Le blocage vient d’un document numérique arrivé à échéance. Pour se déverrouiller et démarrer, l’Ocean a besoin d’un abonnement logiciel valide, associé aux serveurs de Fisker. Cet abonnement a expiré. Et lorsque le propriétaire a voulu le renouveler, il n’y avait tout simplement plus personne pour encaisser.
"Avec Fisker en faillite et ses serveurs arrêtés, la clé numérique et le système de mises à jour de la voiture ne répondent plus. Le SUV refuse tout simplement de se réveiller."
D’après des articles parus dans la presse spécialisée, il ne s’agit pas d’un incident isolé. Fisker, constructeur américain de véhicules électriques en difficulté, a été déclaré en faillite en 2024. Seuls 419 Fisker Ocean ont été vendus au Royaume-Uni. Quand l’entreprise a coupé une partie de son infrastructure dématérialisée, plusieurs véhicules ont cessé de fonctionner complètement.

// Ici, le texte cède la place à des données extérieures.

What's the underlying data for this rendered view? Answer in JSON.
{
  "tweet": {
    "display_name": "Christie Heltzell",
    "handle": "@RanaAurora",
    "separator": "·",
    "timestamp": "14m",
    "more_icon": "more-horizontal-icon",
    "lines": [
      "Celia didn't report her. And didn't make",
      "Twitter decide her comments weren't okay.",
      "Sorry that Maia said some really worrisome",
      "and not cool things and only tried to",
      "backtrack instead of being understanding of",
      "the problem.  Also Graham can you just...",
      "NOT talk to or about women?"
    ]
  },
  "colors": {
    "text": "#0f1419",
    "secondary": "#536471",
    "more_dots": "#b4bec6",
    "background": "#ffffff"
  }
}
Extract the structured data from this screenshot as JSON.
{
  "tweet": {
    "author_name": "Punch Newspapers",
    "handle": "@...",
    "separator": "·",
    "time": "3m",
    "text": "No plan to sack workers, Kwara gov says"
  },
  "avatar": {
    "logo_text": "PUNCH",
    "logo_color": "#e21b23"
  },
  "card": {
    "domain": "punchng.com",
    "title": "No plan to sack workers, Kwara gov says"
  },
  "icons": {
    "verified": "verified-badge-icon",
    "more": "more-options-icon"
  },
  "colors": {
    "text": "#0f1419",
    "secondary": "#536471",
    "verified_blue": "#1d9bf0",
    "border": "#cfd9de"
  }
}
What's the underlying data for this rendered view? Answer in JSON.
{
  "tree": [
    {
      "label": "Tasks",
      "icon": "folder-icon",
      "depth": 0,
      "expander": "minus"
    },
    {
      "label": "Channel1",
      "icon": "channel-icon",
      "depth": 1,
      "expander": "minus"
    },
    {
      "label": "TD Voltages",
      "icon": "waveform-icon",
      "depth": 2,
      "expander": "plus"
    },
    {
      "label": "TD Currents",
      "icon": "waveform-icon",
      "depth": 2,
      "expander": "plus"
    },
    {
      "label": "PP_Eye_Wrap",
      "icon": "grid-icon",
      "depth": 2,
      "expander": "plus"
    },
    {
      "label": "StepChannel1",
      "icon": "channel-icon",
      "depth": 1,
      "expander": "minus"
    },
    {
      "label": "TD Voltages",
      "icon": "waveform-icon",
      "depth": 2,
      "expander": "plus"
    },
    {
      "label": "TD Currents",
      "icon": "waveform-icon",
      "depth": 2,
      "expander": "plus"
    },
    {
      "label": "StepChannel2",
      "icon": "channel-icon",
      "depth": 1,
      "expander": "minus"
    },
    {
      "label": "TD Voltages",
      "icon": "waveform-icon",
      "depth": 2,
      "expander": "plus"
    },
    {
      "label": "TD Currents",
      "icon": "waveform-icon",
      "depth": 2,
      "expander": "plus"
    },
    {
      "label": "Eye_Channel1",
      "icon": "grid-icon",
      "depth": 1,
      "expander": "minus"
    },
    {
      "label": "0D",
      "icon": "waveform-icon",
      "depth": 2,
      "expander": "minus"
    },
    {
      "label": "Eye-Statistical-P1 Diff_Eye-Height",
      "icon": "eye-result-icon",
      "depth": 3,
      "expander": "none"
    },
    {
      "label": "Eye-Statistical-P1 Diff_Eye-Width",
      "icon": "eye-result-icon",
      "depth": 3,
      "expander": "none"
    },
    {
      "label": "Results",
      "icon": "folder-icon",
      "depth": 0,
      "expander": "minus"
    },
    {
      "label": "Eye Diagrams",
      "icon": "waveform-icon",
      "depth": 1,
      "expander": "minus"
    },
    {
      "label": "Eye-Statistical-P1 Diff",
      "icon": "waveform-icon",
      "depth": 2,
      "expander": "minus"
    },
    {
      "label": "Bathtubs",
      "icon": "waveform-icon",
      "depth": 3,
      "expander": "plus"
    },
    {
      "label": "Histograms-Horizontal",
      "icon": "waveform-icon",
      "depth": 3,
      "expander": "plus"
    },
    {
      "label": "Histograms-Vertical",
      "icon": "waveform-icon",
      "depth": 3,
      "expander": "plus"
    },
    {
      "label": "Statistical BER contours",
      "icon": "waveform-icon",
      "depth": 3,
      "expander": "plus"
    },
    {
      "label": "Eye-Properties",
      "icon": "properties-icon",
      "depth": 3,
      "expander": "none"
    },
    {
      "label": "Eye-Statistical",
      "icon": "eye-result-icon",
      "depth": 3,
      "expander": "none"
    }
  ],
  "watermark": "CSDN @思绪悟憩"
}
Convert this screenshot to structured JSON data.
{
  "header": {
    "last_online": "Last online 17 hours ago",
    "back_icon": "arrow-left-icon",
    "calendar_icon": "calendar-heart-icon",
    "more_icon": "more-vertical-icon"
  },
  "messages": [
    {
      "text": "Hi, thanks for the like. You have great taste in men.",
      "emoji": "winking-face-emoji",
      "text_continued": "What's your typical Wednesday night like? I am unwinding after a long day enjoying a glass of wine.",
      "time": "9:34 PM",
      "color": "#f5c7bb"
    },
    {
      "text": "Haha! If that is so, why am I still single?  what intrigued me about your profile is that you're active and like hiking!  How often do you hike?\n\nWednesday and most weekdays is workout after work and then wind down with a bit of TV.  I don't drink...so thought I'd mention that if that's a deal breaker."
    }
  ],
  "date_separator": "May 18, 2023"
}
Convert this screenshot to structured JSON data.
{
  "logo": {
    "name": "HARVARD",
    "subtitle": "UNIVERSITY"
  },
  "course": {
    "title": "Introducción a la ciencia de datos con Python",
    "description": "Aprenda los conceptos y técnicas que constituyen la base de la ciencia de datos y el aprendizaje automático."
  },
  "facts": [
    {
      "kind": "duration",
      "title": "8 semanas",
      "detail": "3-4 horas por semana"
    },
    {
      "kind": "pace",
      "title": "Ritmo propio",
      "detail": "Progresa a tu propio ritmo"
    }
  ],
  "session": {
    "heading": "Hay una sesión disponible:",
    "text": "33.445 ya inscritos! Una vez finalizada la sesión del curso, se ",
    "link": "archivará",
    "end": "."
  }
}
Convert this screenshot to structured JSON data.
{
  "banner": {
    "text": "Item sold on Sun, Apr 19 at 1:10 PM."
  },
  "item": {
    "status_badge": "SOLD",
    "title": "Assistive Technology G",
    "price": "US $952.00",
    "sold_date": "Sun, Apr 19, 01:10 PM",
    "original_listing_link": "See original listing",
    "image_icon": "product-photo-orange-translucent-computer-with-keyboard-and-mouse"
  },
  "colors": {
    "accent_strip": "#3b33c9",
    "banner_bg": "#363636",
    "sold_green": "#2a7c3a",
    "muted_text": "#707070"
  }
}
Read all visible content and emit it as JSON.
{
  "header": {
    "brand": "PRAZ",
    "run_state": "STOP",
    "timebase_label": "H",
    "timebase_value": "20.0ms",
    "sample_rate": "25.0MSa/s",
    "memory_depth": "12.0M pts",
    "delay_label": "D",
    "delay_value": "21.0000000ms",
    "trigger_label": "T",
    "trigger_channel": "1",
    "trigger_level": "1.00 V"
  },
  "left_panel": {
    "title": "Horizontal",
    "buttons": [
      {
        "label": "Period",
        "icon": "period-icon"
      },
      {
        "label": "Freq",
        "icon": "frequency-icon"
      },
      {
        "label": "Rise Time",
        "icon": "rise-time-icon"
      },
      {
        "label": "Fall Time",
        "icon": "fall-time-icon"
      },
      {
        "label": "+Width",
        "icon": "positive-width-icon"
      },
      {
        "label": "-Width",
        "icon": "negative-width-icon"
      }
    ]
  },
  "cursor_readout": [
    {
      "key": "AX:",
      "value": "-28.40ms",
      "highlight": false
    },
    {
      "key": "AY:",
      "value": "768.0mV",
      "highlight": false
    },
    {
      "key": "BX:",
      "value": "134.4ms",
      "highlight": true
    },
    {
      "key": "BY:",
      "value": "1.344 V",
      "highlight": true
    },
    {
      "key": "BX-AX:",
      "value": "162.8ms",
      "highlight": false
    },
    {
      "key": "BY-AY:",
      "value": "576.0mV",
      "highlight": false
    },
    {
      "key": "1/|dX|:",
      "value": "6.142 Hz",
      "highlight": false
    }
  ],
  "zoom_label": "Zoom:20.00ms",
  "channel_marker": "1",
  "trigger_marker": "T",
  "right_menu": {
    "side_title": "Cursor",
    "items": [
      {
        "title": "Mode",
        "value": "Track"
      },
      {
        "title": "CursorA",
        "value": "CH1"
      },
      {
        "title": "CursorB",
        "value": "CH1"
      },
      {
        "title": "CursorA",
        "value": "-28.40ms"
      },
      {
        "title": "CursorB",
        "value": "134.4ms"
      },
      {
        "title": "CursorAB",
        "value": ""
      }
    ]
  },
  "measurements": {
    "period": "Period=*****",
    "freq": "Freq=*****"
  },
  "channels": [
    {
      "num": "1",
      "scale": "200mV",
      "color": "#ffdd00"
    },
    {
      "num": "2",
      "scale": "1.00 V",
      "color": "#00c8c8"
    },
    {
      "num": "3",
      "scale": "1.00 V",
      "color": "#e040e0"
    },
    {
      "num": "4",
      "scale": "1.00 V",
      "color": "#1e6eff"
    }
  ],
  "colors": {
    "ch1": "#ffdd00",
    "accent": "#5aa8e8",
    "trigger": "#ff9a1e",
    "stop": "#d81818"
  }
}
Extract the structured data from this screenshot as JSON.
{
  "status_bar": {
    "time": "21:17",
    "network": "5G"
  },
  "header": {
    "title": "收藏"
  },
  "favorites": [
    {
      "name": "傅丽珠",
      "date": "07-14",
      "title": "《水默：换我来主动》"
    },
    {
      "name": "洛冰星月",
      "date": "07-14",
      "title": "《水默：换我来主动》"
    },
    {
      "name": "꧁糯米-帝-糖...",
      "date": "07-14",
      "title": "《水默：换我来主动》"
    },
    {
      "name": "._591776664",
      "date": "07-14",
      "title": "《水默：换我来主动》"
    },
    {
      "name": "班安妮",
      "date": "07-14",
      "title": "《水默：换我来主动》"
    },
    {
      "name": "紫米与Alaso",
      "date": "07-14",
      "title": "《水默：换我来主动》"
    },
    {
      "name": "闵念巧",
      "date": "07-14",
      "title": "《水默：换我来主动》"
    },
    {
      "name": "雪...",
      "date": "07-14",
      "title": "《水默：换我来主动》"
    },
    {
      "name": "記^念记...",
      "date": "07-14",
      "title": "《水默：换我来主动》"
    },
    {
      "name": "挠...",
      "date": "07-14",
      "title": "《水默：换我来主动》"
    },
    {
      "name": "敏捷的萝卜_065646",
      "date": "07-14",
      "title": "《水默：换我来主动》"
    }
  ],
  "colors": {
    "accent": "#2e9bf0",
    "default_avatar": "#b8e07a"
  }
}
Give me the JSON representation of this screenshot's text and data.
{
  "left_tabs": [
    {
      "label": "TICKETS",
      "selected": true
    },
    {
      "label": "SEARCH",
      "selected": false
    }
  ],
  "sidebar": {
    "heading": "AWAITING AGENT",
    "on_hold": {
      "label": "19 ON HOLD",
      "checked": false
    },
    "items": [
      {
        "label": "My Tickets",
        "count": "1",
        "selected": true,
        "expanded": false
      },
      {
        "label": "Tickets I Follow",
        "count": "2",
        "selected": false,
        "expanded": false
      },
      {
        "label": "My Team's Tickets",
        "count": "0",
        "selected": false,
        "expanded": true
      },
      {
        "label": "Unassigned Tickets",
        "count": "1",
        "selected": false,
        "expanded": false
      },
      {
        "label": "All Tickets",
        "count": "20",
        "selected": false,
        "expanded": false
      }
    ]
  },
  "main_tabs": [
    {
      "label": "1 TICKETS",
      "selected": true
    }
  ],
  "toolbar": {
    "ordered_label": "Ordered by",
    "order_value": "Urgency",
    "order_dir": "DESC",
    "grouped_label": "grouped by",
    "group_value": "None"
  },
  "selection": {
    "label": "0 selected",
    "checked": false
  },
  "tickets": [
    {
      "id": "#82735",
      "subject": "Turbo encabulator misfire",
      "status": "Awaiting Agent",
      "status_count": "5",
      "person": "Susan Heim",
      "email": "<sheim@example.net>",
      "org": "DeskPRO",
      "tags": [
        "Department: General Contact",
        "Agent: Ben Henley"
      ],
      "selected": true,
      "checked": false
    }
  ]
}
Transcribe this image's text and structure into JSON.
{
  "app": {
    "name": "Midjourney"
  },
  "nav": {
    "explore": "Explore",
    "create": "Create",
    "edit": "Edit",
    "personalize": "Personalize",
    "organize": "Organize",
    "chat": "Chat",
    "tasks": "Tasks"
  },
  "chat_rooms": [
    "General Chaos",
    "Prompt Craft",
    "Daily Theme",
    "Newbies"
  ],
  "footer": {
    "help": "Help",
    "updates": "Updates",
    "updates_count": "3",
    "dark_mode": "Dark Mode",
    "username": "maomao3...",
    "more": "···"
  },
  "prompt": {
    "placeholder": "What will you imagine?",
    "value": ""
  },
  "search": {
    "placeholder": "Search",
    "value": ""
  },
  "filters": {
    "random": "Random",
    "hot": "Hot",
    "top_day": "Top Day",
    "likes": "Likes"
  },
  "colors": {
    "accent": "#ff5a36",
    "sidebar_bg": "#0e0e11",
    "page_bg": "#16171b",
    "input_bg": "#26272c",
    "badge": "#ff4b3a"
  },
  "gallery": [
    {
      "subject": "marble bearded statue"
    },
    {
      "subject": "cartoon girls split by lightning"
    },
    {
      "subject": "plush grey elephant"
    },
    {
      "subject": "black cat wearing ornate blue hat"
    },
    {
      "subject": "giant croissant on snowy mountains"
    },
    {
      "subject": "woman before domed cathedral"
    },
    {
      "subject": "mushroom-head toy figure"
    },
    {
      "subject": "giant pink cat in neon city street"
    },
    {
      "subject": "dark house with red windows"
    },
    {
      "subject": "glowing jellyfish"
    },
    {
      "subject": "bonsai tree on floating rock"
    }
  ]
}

Quand la voiture devient une application sur roues
Le cas de Southampton semble extrême, mais il révèle à quel point les voitures du quotidien se sont éloignées du « tout matériel » pour devenir des ordinateurs roulants, dépendants de serveurs éloignés.
Les nouveaux modèles s’appuient de plus en plus sur des dispositifs proches de ceux des smartphones :
- Des clés numériques gérées via une application
- Une validation à distance autorisant le démarrage du véhicule
- Des fonctions de sécurité et de confort verrouillées par des abonnements payants
- Des mises à jour essentielles livrées exclusivement à distance
Les constructeurs facturent déjà au mois des sièges chauffants, une navigation enrichie ou des aides à la conduite avancées. Sur certains véhicules, une option aussi simple qu’une accélération plus rapide dépend d’un déverrouillage logiciel, sans modification physique du moteur.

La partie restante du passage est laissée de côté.